In the late 1970s, when many of my contemporaries were pogoing to the Sex Pistols, others of the same age – all public schoolboys - were being beaten on the bare buttocks until they bled, in the name of Christ and for the sin of thinking about masturbation. That they were groomed to allow this to happen, that this took place over several years, that the perpetrator was allowed to leave the country unpunished, that his own children were unprotected and that the issue was not reported to the police, had nothing to do with Justin Welby – except in the most tangential way. But a contemporary head had to roll and his wore the biggest mitre.
The report published last week and that has led to his fall was commissioned by the Church itself from Keith Makin, a former Director of Social Services and Chief Executive of an independent childcare company. It is an admirable document, 253 pages long and can be found here:
independent-learning-lessons-review-john-smyth-qc-november-2024.pdf
The Makin report also constitutes one of the most fascinating insights into recent establishment history that I have ever read. It brings together the conservative Evangelical movement in the Church of England, the public school system, upper middle-class attitudes towards parenting, British toleration of corporal punishment and the pathologisation of sex by religious moralists. Put them together with an “old boys” desire not to let the world in on the shameful secrets of your associates, and you have the Smyth scandal.
The background
John Smyth, who died in 2018 aged 77 was born in Canada to parents who were members of the cultish Plymouth Brethren. The family emigrated to the UK in the late 40s and Smyth was sent to a minor English public school and then to Cambridge where he fully graduated in law in 1964.
In the Easter of the same year Smyth attended a Christian camp for young people organised under the auspices of the Iwerne Trust. These camps were run from the premises of a private school in the Dorset village of Iwerne Minster and had been set up in 1933 by a young conservative evangelical cleric, the Reverend Eric Nash (whose nickname was “Bash). Attendees had be invited to the camps and Nash and his associates were to be known as “commandant”, “adjutant” and “officers”.

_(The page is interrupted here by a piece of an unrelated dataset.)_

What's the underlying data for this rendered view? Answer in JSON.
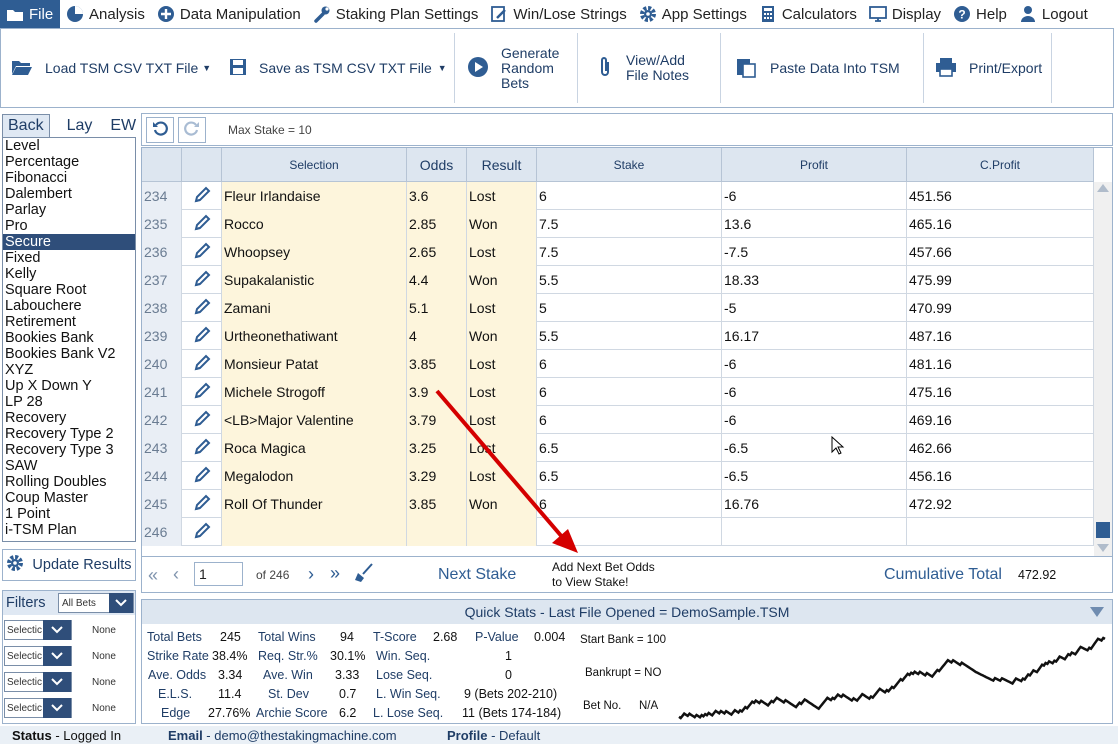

The object of the camps was to take pupils from the top 30 public schools and indoctrinate them into conservative Anglicanism while inculcating a sense of fellowship. To paraphrase Miss Jean Brodie, give me a public schoolboy at a tender age and he’s our idea of Christ’s for life – and may become prime minister or even an archbishop. Makin records one of Smyth’s victims as remembering that…
…as a child at the Iwerne camps, it was all about getting people into the Church of England and looking to hold sway on opinions within the Church, and that wasn’t hidden from us as
teenagers. That was very much the emphasis, that you have been chosen, and you will go on to do great things for Jesus within the Church of England. That was part of what they were selling to us.
Many future church leaders and future theologians attended these utterly elitist camps at one time or another, including David Sheppard, bishop of Liverpool from 1975 to 1997, the celebrated conservative theologian John Stott who had heard Nash preach at Rugby school in the late 30s and went on to become a chaplain to Elizabeth II, and a young Old Etonian called Justin Welby. There is no evidence that any of these people knew what John Smyth was doing with older boys and young men beginning some time in the early 70s. Indeed sufficient faith was placed in Smyth, by all accounts a charismatic and outwardly spiritual man, that in 1974 he was appointed chairman of the Iwerne Trust.
So able did he seem to others that five years later he was appointed the youngest QC in the country. And whereas men like Nash and Stott, as bachelors might be subject to some scrutiny if they showed too much interest in young men, Smyth by then was “happily married” and would eventually become the father of four. When the abuse happened a great deal of it took place in the garden shed at the Smyth home, where the young men had been invited to dine with the family.
That home was in the village of Morestead, a 10 minute drive from the centre of Winchester, and had almost certainly been chosen because of the access it allowed to the various buildings of Winchester College. Makin notes that “Winchester College allowed John Smyth easy and unsupervised access to the boys at the school and did not see their attendance at his house as being in any way questionable.”
The Ruston report
In 1982, according to one account of how this first report came about, a Cambridge student sought guidance from his vicar, the Reverend Mark Ruston. another evangelical associated with Iwerne and with the Scripture Union - of which Smyth was a trustee. Many of us as students in the 70s encountered members of the Scripture Union as they proceeded from door to door wishing to give us the good news.
What Ruston heard was not good news. His parishioner wanted to know whether being beaten by his religious mentor until he bled represented good theology. Ruston, in no doubt that it wasn’t, decided that he should investigate and held an impromptu one-man Inquiry.
The result now called the Ruston Report is a remarkable document for many reasons. The first was that he took upon himself to conduct it at all rather than alerting either the police or the Church authorities. The second was that he was pretty thorough and appropriately shocked. We’ll come on to the third later.